2. The parties proceeded on the basis that, as recorded in records maintained by the Australian Securities & Investments Commission ("ASIC"), Mario now holds 200 ordinary shares in CVE (Ex J1, CB 967), which were previously held by the late Mrs Carmela Pizzolato (to whom I will refer, without any disrespect, as "Carmela"), who was the mother of Vittoria, Antonella, and Mario; Antonella holds one and Mario holds three ordinary shares in PNP, two of which were previously held by Carmela (Ex J1, CB 976-977). No transfer of the shares was produced by the Defendants, in response to a notice to produce, although minutes of a board meeting referring to such a transfer were produced. It is not necessary to decide whether the 200 ordinary shares in CVE or the two ordinary shares in PNP were validly transferred or transmitted to Mario from Carmela's estate, in accordance with Pt 7.11 Div 2 of the Act and its requirements, as reviewed in Maertin v Klaus Maertin Pty Ltd (2006) 57 ACSR 714; [2006] NSWSC 588 at [20]ff and Re Khoury Taxation Servies Pty Ltd [2025] NSWSC 568 at [30]ff. I am content to adopt the common assumption made by the parties, where its correctness will make no difference to whether an order should now be made rectifying the share registers of the companies, and it is common ground between the parties that the orders sought by Vittoria should be made if the three defences now pressed by the Defendants are not established.

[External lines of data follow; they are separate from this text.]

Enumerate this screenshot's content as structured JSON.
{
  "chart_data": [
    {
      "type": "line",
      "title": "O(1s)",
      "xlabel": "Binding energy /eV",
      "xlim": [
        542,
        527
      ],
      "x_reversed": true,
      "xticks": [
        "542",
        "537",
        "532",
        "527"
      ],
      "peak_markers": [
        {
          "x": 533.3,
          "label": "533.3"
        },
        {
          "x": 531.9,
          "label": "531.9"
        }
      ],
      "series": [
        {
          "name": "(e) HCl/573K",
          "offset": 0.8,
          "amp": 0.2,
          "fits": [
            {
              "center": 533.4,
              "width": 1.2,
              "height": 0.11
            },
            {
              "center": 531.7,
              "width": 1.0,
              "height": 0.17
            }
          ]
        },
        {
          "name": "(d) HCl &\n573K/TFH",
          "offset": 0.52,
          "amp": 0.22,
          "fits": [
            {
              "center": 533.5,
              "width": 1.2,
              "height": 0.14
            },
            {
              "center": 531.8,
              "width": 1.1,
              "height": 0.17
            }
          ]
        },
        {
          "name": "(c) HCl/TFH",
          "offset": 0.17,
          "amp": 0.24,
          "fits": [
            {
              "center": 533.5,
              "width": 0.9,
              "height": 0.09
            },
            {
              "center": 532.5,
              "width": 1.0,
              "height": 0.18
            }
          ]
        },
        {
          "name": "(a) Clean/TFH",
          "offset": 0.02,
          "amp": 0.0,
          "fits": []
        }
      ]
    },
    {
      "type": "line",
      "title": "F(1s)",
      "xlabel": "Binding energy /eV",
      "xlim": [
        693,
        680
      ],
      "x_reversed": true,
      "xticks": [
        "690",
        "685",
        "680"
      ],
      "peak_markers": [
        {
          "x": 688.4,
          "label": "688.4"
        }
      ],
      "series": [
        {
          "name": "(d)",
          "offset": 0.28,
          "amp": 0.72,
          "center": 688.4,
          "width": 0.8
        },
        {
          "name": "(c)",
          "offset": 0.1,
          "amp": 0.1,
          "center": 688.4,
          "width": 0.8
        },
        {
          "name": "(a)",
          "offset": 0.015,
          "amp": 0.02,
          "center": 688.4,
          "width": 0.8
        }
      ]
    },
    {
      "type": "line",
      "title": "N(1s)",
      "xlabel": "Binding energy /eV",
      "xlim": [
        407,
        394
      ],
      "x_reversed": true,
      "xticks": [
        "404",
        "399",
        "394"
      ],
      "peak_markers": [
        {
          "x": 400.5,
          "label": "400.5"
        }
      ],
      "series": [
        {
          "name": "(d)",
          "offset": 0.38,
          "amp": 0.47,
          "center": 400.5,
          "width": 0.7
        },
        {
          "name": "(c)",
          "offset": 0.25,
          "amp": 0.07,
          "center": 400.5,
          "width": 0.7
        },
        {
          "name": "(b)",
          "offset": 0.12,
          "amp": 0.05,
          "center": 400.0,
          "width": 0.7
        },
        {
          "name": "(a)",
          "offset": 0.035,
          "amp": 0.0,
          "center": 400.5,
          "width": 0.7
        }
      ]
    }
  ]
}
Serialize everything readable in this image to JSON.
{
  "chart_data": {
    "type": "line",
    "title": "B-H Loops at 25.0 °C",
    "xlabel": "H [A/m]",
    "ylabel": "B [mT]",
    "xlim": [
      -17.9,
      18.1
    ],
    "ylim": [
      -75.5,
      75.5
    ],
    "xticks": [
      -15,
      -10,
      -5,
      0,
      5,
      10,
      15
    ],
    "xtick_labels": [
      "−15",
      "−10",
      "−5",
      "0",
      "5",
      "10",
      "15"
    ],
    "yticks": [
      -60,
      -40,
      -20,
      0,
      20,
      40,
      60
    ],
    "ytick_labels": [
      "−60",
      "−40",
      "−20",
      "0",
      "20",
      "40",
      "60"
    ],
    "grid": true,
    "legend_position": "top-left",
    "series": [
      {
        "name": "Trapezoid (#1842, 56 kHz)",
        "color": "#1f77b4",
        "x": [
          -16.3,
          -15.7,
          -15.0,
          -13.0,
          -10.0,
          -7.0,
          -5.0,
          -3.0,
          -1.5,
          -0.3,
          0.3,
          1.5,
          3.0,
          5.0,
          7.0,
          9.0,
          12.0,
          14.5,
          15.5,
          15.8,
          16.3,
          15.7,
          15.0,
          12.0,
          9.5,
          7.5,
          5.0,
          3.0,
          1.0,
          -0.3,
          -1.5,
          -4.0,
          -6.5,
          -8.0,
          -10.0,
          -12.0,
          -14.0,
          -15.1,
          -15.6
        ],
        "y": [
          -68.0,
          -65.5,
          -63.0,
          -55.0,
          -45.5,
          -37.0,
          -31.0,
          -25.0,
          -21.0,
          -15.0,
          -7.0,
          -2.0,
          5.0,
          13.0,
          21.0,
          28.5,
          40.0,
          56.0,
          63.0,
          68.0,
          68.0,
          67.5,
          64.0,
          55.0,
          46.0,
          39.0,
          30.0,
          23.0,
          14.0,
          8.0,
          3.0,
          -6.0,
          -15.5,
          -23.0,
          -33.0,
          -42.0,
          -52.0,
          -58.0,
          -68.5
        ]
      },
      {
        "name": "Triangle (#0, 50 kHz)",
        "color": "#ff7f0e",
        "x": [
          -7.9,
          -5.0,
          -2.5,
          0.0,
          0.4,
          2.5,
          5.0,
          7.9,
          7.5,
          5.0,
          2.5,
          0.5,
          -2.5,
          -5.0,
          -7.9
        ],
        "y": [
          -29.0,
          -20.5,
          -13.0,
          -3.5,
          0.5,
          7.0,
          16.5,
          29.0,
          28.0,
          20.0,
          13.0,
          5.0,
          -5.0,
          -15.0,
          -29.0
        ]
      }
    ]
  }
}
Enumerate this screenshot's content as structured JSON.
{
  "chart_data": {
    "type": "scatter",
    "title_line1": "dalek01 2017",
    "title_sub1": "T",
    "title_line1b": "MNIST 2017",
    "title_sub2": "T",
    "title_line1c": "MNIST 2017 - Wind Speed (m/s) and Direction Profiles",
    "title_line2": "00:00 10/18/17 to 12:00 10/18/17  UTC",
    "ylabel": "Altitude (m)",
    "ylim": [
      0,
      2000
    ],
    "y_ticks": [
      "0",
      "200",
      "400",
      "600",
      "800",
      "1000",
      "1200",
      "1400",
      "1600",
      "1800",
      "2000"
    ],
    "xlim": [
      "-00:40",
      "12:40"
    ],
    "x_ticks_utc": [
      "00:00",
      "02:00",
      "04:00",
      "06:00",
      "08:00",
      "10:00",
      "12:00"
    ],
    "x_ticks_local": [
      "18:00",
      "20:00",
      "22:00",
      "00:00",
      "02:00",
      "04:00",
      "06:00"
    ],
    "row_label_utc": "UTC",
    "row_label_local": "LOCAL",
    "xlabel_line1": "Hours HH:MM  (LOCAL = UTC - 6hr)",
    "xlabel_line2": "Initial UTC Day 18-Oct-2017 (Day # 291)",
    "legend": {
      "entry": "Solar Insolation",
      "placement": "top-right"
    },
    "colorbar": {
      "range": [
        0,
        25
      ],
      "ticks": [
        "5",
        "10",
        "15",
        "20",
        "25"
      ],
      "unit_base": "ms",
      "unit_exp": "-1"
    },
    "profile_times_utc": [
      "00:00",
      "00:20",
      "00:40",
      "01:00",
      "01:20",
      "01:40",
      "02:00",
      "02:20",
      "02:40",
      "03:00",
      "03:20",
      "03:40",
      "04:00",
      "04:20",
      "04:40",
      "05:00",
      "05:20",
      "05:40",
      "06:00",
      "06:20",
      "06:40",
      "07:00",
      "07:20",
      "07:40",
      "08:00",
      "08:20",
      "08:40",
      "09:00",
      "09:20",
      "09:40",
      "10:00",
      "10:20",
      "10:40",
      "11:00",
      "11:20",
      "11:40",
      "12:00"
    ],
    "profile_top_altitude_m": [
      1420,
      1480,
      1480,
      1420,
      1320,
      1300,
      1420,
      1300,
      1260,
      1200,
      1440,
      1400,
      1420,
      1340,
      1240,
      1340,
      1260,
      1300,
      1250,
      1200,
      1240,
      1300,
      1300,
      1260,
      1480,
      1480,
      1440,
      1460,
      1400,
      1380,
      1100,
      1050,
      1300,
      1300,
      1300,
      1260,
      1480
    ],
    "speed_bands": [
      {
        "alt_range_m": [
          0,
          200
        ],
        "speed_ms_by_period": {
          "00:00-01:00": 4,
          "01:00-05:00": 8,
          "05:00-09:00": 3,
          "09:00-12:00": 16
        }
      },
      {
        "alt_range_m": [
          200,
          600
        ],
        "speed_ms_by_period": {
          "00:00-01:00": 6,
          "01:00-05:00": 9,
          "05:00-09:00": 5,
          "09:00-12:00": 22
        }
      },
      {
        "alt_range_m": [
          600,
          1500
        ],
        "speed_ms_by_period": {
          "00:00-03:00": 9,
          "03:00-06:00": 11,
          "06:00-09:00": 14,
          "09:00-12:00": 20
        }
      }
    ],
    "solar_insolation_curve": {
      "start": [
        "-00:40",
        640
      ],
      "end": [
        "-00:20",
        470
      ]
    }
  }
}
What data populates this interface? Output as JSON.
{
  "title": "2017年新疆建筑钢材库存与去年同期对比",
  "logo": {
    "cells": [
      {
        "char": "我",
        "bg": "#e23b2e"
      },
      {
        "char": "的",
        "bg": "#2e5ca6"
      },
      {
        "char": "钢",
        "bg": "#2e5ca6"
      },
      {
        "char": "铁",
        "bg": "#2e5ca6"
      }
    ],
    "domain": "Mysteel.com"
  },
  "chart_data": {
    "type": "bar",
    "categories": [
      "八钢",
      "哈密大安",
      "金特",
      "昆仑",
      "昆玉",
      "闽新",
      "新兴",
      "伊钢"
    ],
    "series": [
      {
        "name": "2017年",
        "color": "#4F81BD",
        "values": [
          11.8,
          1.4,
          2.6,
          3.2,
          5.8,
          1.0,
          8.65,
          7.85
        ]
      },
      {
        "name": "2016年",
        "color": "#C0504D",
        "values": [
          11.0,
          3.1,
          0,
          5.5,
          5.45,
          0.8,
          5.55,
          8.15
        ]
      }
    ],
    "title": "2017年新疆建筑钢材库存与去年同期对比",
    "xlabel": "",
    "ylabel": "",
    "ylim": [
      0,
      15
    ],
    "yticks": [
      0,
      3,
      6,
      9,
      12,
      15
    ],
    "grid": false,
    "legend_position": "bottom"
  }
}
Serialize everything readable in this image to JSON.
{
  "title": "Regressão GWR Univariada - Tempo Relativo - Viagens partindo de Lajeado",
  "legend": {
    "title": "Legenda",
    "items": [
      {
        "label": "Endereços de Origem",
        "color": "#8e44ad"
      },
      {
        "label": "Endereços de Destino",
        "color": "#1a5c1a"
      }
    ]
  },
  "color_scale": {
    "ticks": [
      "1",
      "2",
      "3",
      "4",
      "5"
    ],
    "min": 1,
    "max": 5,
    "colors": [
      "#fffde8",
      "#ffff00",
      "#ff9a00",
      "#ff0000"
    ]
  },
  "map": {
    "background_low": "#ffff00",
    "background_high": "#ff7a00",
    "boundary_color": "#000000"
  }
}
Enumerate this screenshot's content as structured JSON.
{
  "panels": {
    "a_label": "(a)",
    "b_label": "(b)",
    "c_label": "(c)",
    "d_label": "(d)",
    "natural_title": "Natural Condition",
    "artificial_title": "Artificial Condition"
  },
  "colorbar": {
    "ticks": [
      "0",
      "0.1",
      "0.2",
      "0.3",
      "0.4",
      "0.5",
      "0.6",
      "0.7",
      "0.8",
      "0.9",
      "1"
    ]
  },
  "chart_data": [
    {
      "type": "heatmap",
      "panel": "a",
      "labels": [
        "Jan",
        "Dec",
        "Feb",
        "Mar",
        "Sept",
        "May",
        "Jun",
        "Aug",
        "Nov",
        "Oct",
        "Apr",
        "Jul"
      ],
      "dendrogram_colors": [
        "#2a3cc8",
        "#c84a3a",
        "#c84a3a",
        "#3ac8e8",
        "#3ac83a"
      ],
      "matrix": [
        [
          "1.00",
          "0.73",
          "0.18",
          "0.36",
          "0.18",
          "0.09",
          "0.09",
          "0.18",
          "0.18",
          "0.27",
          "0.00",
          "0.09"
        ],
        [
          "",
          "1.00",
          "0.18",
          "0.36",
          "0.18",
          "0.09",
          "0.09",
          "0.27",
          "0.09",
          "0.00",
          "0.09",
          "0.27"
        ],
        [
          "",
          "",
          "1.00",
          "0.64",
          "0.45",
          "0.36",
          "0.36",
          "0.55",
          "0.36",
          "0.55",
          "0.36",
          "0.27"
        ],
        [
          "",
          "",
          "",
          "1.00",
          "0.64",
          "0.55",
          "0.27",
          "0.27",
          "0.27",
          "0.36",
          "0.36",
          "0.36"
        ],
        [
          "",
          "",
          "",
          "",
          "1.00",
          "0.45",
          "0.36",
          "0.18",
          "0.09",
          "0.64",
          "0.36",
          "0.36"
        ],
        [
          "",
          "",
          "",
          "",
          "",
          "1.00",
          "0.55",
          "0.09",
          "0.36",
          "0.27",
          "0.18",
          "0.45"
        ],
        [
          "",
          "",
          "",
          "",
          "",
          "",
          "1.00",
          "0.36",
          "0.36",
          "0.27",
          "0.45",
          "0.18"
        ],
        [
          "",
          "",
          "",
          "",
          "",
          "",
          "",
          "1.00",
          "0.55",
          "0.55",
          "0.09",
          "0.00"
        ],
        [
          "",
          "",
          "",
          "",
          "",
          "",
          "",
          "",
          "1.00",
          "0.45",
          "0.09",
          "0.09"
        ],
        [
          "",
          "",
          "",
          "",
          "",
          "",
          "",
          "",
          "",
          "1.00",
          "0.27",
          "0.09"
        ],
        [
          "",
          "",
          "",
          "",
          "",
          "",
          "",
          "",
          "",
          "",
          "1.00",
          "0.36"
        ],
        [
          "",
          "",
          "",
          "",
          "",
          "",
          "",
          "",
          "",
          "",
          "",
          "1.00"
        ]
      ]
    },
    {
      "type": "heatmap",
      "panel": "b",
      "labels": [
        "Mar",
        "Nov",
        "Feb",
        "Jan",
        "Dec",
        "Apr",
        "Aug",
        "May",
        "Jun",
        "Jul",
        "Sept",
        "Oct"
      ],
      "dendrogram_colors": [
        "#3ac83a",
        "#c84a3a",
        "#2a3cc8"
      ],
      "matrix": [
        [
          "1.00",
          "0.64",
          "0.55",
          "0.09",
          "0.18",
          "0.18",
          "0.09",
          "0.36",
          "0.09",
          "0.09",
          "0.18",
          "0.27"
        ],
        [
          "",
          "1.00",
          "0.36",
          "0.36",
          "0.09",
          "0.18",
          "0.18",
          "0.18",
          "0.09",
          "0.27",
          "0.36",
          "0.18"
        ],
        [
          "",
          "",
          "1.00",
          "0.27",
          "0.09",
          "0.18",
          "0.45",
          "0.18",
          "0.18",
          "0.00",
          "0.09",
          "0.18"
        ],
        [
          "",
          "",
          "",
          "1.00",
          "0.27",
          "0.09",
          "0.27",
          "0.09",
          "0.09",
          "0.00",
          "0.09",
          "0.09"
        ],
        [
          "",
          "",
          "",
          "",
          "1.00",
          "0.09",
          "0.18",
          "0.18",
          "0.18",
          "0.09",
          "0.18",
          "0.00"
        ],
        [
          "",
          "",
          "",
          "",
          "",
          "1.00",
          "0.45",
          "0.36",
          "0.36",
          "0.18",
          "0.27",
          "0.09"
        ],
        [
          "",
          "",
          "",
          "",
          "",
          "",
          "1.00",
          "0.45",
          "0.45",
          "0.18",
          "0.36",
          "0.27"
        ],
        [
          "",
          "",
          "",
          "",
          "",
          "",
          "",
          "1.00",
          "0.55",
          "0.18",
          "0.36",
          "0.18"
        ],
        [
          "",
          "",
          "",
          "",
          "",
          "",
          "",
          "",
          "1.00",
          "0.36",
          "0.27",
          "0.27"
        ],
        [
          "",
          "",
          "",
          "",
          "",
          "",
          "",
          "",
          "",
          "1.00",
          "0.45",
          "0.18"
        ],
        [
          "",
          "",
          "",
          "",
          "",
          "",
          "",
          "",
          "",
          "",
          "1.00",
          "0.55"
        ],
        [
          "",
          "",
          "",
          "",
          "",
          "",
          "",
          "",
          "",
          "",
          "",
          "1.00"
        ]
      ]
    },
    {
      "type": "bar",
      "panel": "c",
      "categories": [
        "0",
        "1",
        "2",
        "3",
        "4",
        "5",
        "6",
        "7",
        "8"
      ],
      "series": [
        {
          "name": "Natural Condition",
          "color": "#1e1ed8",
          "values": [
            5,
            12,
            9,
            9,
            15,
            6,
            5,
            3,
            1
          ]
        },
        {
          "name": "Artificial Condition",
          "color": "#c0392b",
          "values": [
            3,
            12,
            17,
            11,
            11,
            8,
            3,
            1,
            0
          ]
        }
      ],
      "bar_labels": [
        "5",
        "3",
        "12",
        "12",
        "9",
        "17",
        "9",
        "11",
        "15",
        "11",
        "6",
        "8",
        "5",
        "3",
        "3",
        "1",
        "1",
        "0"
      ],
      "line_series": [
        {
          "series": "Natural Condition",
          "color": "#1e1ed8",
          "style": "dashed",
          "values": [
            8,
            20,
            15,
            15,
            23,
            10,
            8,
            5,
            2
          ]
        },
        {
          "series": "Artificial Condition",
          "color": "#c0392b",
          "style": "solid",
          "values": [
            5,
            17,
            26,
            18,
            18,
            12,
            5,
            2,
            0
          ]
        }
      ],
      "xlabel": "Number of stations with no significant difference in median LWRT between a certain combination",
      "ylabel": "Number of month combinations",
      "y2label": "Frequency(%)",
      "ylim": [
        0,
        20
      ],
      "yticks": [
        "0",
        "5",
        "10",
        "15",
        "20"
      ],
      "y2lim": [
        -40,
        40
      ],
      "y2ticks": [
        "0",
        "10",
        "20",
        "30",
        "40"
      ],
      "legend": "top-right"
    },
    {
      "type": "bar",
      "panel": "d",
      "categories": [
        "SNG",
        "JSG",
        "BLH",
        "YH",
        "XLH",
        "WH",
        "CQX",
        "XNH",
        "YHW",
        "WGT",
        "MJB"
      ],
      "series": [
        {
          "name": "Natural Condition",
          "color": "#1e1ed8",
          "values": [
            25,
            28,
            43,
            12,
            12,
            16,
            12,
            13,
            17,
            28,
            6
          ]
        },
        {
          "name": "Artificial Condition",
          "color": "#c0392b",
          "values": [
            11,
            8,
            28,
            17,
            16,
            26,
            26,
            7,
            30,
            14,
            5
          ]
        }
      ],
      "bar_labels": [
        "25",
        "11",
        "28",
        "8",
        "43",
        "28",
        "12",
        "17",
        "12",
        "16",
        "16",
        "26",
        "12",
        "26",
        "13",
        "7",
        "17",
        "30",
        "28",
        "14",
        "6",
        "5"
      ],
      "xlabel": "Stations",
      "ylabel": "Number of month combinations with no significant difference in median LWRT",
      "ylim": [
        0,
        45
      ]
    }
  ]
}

3. It is also common ground that the Court has jurisdiction to make the orders sought by Vittoria under s 175 of the Act. I summarised the scope of that section in Re Mogul Stud Pty Ltd [2012] NSWSC 1639 at [7] as follows:

"... that section does not itself confer a power to create a register, but assumes that the Court already has such a power at general law: Peninsula Gold Pty Ltd v Sunbeam Victa Holdings Ltd (1966) 20 ACSR 553 14 ACLC 1089 at 1094. In the well known decision of Grant v John Grant & Sons Pty Ltd (1950) 82 CLR 1 at 51, Fullagar J pointed to the discretionary character of the power to order rectification of the register and to the fact that in equity warranty rectification would prima facie be established if a person's name was wrongly included or omitted from the register; the same principle is plainly applicable where, rather than the person's name being omitted, the number of shares attributed to that person is incorrectly recorded, so as to impose a disadvantage on that person or on other shareholders. The principles of rectification at general law are relevant, and those draw attention to where the position as recorded in a document reflects the common subjective intention of the parties: Franklins Pty Ltd v Metcash Trading Ltd [2009] NSWCA 407; (2009) 76 NSWLR 603 at [444] and following."